「めんどくさい」
「めんどくさいなぁ・・・。」
誰にも聞こえないように、小さく呟いた。
来月、8月はもう文化祭なのだ。
文化祭の出し物を決めようという話らしい。
「しーらーとーりーさん!」
突然、肩をぽんっと叩かれて、びっくりしたと共に
私いじめられるの!?とかいう被害妄想をしてしまった。
後ろを向くと、王子スマイルのまさに ゛王子 ゛がいた。
確かにかっこいいが、そんなにかな。
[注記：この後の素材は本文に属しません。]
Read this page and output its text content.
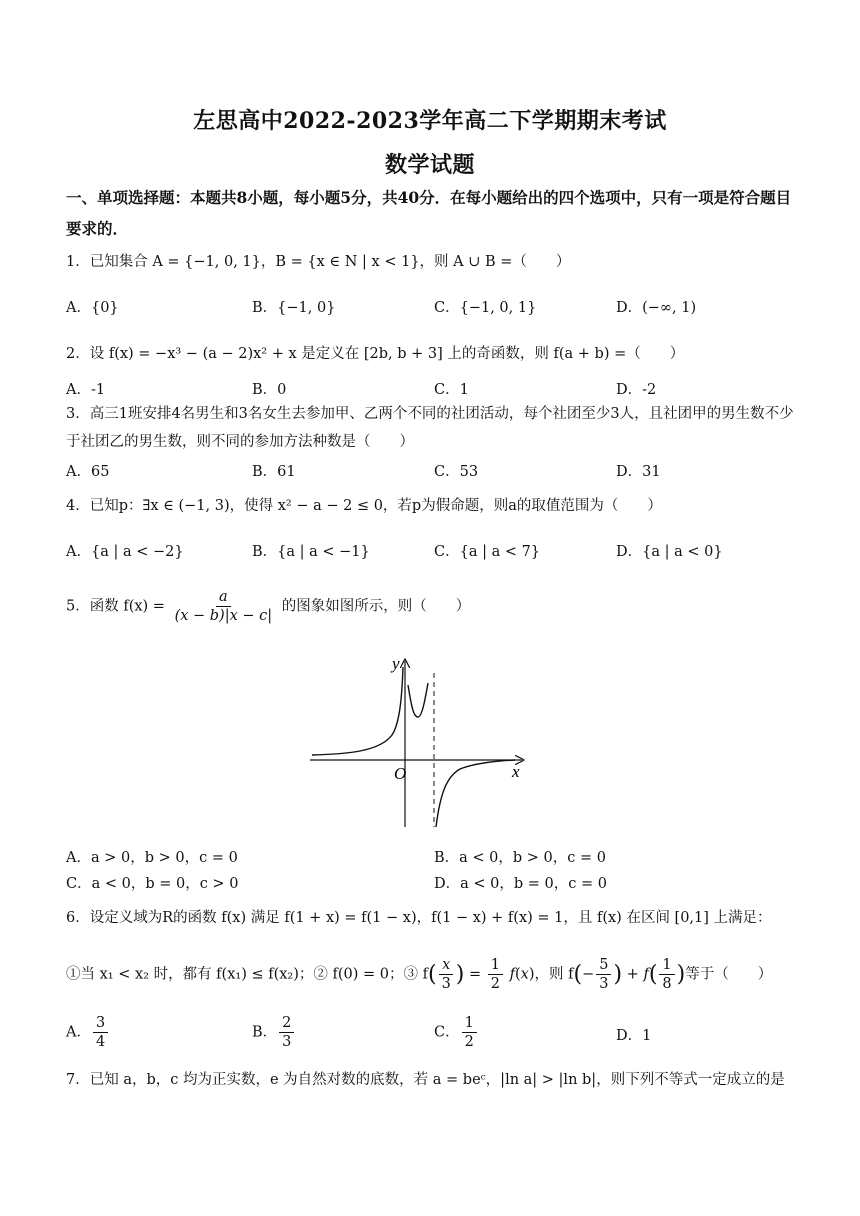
左思高中2022-2023学年高二下学期期末考试
数学试题
一、单项选择题：本题共8小题，每小题5分，共40分．在每小题给出的四个选项中，只有一项是符合题目要求的．
1．已知集合 A = {−1, 0, 1}，B = {x ∈ N | x < 1}，则 A ∪ B =（　　）
A．{0}	B．{−1, 0}	C．{−1, 0, 1}	D．(−∞, 1)
2．设 f(x) = −x³ − (a − 2)x² + x 是定义在 [2b, b + 3] 上的奇函数，则 f(a + b) =（　　）
A．-1	B．0	C．1	D．-2
3．高三1班安排4名男生和3名女生去参加甲、乙两个不同的社团活动，每个社团至少3人，且社团甲的男生数不少于社团乙的男生数，则不同的参加方法种数是（　　）
A．65	B．61	C．53	D．31
4．已知p：∃x ∈ (−1, 3)，使得 x² − a − 2 ≤ 0，若p为假命题，则a的取值范围为（　　）
A．{a | a < −2}	B．{a | a < −1}	C．{a | a < 7}	D．{a | a < 0}
5．函数 $f(x) = \frac{a}{(x - b)|x - c|}$ 的图象如图所示，则（　　）
O	x
y
A．a > 0，b > 0，c = 0	B．a < 0，b > 0，c = 0
C．a < 0，b = 0，c > 0	D．a < 0，b = 0，c = 0
6．设定义域为R的函数 f(x) 满足 f(1 + x) = f(1 − x)，f(1 − x) + f(x) = 1，且 f(x) 在区间 [0,1] 上满足：
①当 x₁ < x₂ 时，都有 f(x₁) ≤ f(x₂)；② f(0) = 0；③ $f( \frac{x}{3}$ ) = $\frac{1}{2} f(x)$，则 $f(- \frac{5}{3}$ ) + $f( \frac{1}{8}$ )等于（　　）
A． $\frac{3}{4}$	B． $\frac{2}{3}$	C． $\frac{1}{2}$	D．1
7．已知 a，b，c 均为正实数，e 为自然对数的底数，若 a = beᶜ，|ln a| > |ln b|，则下列不等式一定成立的是
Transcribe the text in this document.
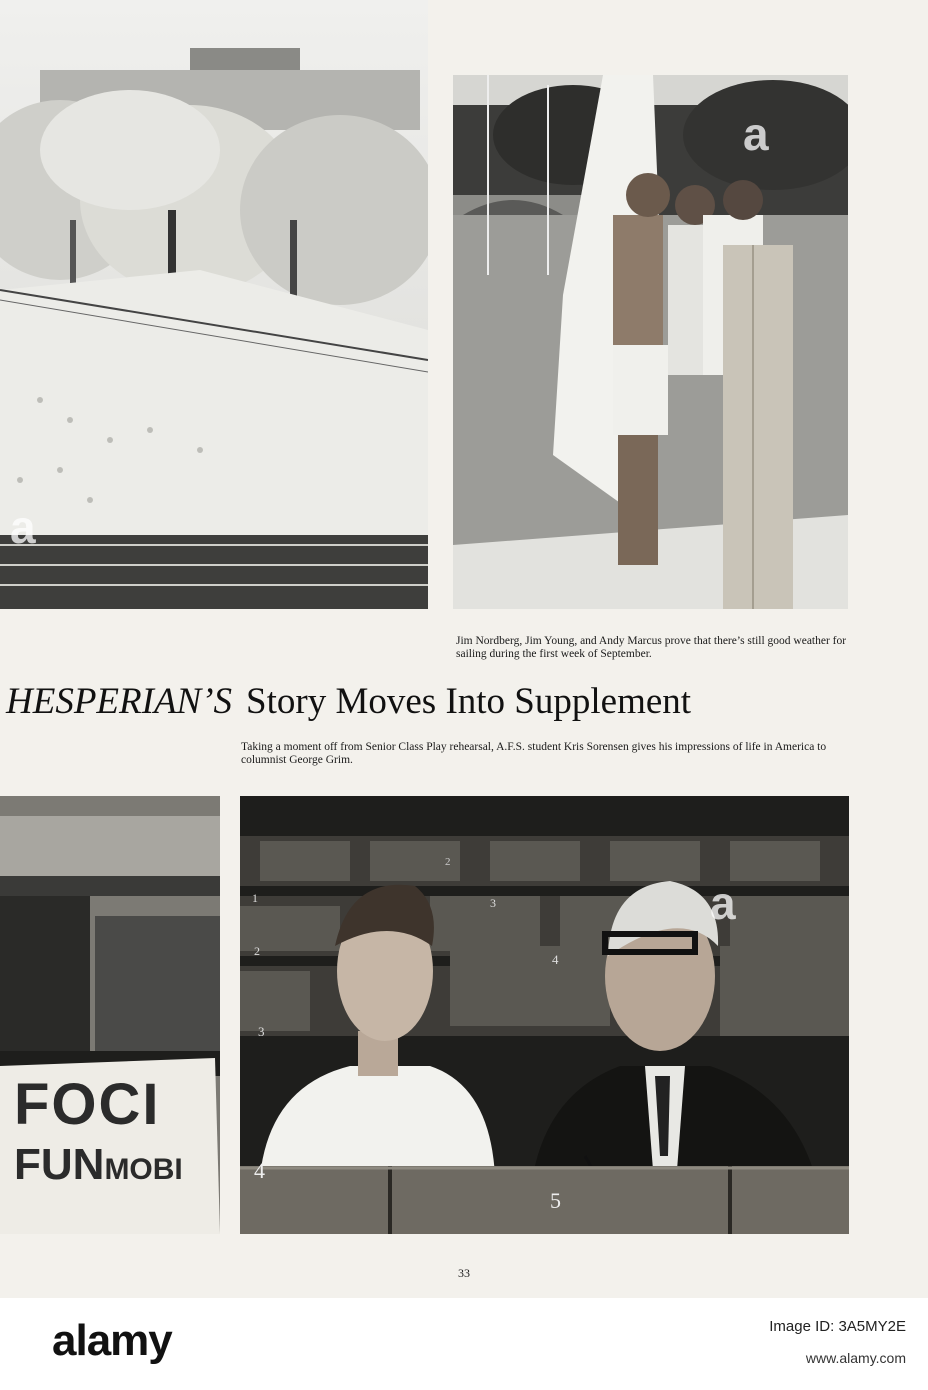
a
a
Jim Nordberg, Jim Young, and Andy Marcus prove that there’s still good weather for sailing during the first week of September.
HESPERIAN’S Story Moves Into Supplement
Taking a moment off from Senior Class Play rehearsal, A.F.S. student Kris Sorensen gives his impressions of life in America to columnist George Grim.
FOCI
FUNMOBI
1
2
3
4
2
3
4
5
a
33
alamy	Image ID: 3A5MY2E
www.alamy.com
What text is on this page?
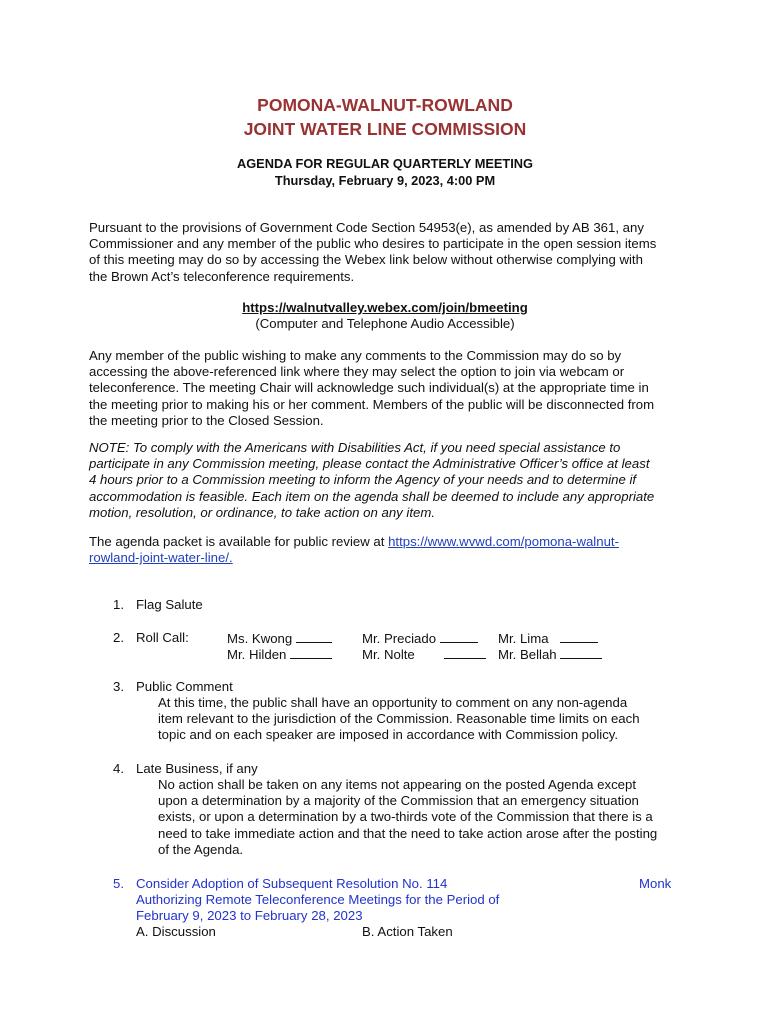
POMONA-WALNUT-ROWLAND
JOINT WATER LINE COMMISSION
AGENDA FOR REGULAR QUARTERLY MEETING
Thursday, February 9, 2023, 4:00 PM
Pursuant to the provisions of Government Code Section 54953(e), as amended by AB 361, any
Commissioner and any member of the public who desires to participate in the open session items
of this meeting may do so by accessing the Webex link below without otherwise complying with
the Brown Act’s teleconference requirements.
https://walnutvalley.webex.com/join/bmeeting
(Computer and Telephone Audio Accessible)
Any member of the public wishing to make any comments to the Commission may do so by
accessing the above-referenced link where they may select the option to join via webcam or
teleconference. The meeting Chair will acknowledge such individual(s) at the appropriate time in
the meeting prior to making his or her comment. Members of the public will be disconnected from
the meeting prior to the Closed Session.
NOTE: To comply with the Americans with Disabilities Act, if you need special assistance to
participate in any Commission meeting, please contact the Administrative Officer’s office at least
4 hours prior to a Commission meeting to inform the Agency of your needs and to determine if
accommodation is feasible. Each item on the agenda shall be deemed to include any appropriate
motion, resolution, or ordinance, to take action on any item.
The agenda packet is available for public review at https://www.wvwd.com/pomona-walnut-
rowland-joint-water-line/.
1. Flag Salute
2. Roll Call:	Ms. Kwong	Mr. Preciado	Mr. Lima
Mr. Hilden	Mr. Nolte	Mr. Bellah
3. Public Comment
At this time, the public shall have an opportunity to comment on any non-agenda
item relevant to the jurisdiction of the Commission. Reasonable time limits on each
topic and on each speaker are imposed in accordance with Commission policy.
4. Late Business, if any
No action shall be taken on any items not appearing on the posted Agenda except
upon a determination by a majority of the Commission that an emergency situation
exists, or upon a determination by a two-thirds vote of the Commission that there is a
need to take immediate action and that the need to take action arose after the posting
of the Agenda.
5. Consider Adoption of Subsequent Resolution No. 114
Authorizing Remote Teleconference Meetings for the Period of
February 9, 2023 to February 28, 2023
Monk
A. Discussion	B. Action Taken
なんて思っちゃう。
「・・・なに?用があるんだったらはやく」
と言いかけたところで
「ゆっくり話したいんだけどいいかな?」
と反論された。
何この人、私の苦手のタイプだ。
周りの女子は白鳥さんに王子が話しかけてるよなんて、ひそひそ話してるし、できる限り近づかないで欲しいんだけど。
「えっとさ、白鳥さんは文化祭何がしたい?」
思わず、「は?」とか言いそうになった。
この半年なんにも話しかけてこなかった奴が何、いきなり。
怖いというより、気持ち悪かった。
「何でもいい、というか
話ってそれだけ?」
すると、王子はまたにっこり笑って
「うん、それだけ!
ごめんね、時間かかっちゃった。じゃあ!」
そう言って席に戻っていった。
___あの人は一体何者なのだろう。
少し気になった。怖いほど綺麗な真っ黒の目に吸い込まれそうになった。
気のせいかな、ただかっこいいだけなのかもしれない。
「ほんとに、あいつと喋ってきたのかよ!」
こっちまで聞こえてるわ。
私だって人間だし喋るわ。
「うーん、でもみんなの言う魔女って感じではなかったよ?
普通にいい子だったけど・・・」
え、何、魔女ってなんですか。
私の能力その反対だからね?
ツッコミどころいっぱいの会話だったが、めんどくさくなったので手を挙げて委員長に「保健室行ってきます」と言って
ヘッドホンと、スマホをもって教室を出た。
「めんどくさ。
屋上でも行こうかな。」
___もちろん、私だって話したいよ。
みんなで話したいって思うけど、怖い。
また、私が一人になるのが怖い。